Before she knew it, darkness had fallen, and she awoke to a sound of
strange voices, singing a sweet, but almost unearthly song. The music
rang out clearly, in voices which sounded as tiny bells, tinkling in the
cool of the night. At first the words seemed unfamiliar to her, but the
more she listened the more they began to make sense. Certainly they did
not seem to offer any threat, so she began to creep out of her hiding
place, trying to spy out who was making such pretty music.

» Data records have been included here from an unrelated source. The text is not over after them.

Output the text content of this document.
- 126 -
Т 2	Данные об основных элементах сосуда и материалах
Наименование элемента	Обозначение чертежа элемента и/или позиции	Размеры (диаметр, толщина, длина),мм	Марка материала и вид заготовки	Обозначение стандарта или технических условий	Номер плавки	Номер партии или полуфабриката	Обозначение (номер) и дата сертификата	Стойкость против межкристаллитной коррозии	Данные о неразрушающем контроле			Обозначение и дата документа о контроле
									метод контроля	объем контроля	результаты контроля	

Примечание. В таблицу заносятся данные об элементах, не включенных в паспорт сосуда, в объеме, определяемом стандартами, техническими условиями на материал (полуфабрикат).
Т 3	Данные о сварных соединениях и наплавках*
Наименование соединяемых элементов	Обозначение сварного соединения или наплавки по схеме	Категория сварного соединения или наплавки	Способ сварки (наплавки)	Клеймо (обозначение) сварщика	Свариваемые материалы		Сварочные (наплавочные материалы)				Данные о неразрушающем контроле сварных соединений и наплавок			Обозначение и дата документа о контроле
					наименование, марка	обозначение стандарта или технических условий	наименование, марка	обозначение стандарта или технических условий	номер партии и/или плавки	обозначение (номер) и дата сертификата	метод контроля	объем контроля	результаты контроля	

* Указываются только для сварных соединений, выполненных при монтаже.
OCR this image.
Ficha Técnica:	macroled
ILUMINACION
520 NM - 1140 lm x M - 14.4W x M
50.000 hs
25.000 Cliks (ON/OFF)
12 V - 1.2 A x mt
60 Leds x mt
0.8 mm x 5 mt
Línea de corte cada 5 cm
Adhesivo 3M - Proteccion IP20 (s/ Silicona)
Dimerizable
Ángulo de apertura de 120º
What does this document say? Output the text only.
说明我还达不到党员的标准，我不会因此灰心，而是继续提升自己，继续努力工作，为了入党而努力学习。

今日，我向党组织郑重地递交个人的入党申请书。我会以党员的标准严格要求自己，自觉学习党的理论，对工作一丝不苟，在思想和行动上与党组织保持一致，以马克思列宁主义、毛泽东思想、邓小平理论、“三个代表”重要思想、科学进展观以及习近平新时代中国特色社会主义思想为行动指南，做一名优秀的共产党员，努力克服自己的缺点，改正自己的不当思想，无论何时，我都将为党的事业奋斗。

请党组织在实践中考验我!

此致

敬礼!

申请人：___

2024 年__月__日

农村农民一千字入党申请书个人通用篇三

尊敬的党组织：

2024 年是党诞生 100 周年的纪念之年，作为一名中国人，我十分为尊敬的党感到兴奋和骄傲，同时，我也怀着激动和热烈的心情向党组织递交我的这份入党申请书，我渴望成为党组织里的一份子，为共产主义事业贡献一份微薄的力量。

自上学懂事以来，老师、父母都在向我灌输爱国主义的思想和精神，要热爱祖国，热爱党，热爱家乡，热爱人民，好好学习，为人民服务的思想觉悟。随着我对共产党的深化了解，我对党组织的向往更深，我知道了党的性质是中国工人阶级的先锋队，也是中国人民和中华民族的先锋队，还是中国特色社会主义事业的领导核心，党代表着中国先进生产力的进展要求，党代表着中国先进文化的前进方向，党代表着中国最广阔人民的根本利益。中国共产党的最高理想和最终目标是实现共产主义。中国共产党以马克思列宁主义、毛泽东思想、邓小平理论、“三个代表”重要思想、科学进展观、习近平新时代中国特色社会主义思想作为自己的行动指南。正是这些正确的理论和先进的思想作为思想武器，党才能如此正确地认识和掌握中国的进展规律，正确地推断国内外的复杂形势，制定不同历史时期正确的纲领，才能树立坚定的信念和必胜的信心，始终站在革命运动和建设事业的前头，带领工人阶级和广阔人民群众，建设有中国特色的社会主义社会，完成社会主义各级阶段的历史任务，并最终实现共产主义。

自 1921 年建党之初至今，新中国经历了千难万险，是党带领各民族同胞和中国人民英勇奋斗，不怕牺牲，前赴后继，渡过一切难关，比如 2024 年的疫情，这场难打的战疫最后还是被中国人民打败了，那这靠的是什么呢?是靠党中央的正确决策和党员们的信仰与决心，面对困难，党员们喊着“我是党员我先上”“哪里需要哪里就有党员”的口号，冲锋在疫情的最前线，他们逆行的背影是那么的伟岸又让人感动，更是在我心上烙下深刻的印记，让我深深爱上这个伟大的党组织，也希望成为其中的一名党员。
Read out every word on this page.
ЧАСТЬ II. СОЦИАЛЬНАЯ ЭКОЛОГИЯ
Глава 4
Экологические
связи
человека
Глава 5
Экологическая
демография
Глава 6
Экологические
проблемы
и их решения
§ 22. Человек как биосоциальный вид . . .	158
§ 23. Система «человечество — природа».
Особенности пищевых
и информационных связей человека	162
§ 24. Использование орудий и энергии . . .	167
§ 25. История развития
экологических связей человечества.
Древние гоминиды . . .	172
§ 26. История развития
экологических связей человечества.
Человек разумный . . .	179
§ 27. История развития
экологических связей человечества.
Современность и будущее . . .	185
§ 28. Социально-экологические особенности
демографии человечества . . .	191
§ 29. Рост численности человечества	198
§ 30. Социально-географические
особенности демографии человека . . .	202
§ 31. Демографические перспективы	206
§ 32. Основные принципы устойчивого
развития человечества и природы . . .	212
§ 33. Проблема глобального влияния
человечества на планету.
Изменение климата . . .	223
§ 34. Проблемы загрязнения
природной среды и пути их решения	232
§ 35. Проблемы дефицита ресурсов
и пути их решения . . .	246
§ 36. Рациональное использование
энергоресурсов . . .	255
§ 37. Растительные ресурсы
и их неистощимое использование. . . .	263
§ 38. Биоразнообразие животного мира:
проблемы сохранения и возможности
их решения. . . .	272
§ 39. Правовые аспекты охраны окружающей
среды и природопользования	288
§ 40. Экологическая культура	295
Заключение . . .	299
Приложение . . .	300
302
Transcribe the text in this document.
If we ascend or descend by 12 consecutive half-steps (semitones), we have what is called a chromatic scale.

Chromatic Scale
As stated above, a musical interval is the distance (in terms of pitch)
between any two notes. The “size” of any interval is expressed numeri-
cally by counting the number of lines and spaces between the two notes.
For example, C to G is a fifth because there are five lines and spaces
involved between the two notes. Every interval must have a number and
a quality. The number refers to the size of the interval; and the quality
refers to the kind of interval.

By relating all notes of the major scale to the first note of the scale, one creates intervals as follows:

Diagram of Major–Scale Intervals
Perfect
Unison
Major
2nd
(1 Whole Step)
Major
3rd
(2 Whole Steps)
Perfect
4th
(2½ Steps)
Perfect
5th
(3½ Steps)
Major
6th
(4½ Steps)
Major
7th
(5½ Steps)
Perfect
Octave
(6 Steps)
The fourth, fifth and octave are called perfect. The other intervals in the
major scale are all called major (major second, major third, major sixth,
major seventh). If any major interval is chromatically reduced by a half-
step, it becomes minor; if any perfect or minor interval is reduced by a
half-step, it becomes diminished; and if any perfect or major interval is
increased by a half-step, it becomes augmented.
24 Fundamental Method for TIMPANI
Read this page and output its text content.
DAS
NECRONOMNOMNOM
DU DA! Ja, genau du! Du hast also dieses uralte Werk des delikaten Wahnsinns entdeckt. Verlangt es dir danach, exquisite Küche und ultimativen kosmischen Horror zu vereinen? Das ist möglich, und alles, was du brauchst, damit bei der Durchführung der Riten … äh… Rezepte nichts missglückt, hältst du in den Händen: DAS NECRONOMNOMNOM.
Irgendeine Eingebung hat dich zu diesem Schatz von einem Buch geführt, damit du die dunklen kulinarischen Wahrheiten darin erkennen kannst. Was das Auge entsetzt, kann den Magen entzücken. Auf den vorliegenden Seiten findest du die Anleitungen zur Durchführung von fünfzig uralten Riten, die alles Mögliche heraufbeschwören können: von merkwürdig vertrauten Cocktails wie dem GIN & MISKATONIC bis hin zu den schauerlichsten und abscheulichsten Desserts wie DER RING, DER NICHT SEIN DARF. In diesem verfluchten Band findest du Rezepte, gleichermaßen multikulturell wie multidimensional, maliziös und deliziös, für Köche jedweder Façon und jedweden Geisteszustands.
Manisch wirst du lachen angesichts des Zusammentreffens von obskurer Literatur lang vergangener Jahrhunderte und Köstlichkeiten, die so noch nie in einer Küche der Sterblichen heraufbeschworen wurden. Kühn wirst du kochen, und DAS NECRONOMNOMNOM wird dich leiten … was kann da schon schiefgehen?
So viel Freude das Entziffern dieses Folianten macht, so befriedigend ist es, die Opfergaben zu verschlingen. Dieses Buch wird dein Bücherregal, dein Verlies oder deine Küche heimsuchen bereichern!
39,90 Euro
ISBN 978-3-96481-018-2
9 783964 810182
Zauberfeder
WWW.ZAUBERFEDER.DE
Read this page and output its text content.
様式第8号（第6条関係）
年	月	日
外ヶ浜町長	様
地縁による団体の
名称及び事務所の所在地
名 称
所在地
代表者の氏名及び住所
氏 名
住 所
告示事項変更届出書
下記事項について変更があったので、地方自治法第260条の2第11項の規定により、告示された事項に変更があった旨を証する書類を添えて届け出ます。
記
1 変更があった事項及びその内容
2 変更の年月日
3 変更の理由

Not far away, in a small clearing in the woods, a campfire had been lit,
and tall, slender figures sat about it. As she drew closer, the song
began to seem more clear to her, and although the words themselves were
still strange to her, their meaning somehow became plain. And this is
what she heard them sing:

  The wandering fires the woodland fill,
   In glades for ever green they glow,
  In dells that immortal dews distill,
   And fragrance of all flowers that grow.
  There melodies of music spill,
   And falling fountains plash and flow,
  And a water white leaps down the hill
   To seek the sea no sail doth know.
   Its voices fill the valleys low,
     Where breathing keen on bent and briar
   The winds beyond the world's edge blow
     And wake to flame a wandering fire.

Striving to see the singers more clearly, Primula pressed foward and
CRACK! A small twig suddenly snapped beneath her feet. The songsters
stopped their music-making, and turned their faces towards her. As she
looked upon their ageless features, their lustrous hair, as black as jet
or like to woven silver, or fine spun gold, and as she took in the light
in their wise eyes, the little hobbit realised that she was in the
presence of elves!

"Come, join our gathering," one of the party said. Primula hesitated,
then bravely stepped forward into the ring of light. Nearing the group
she saw that the light came not only from the fire, but also from pretty
lanterns hung upon the boughs of the trees, and their sparkling light was
reflected in the faces of her hosts.

What a night Primula had, though for ever afterwards she found it hard to
recall any but the barest of details of her adventure. Sweet foods she
tasted, and a light fruit cordial, more delicious than any punch her
mother could make. And such music she heard, for the elves soon resumed
their singing. And, sitting at their feet, she again began to feel quite
drowsy... and soon she was fast asleep.

When next she woke, she found herself laid upon a soft bed of ferns and
grasses. But of the elven band and their camp there was no sign. And when
she hurried back to Woodhall and told her tale to her astonished cousins
and her worried parents, nobody would believe a word! But Primula knew in
her heart that she had feasted with the Firstborn, a people of myth and
legend. And for ever afterwards, on mild spring nights, she would sit at
her bedroom window, hoping once more to catch a glimpse of the fair folk,
or hear a snatch of the sweet songs.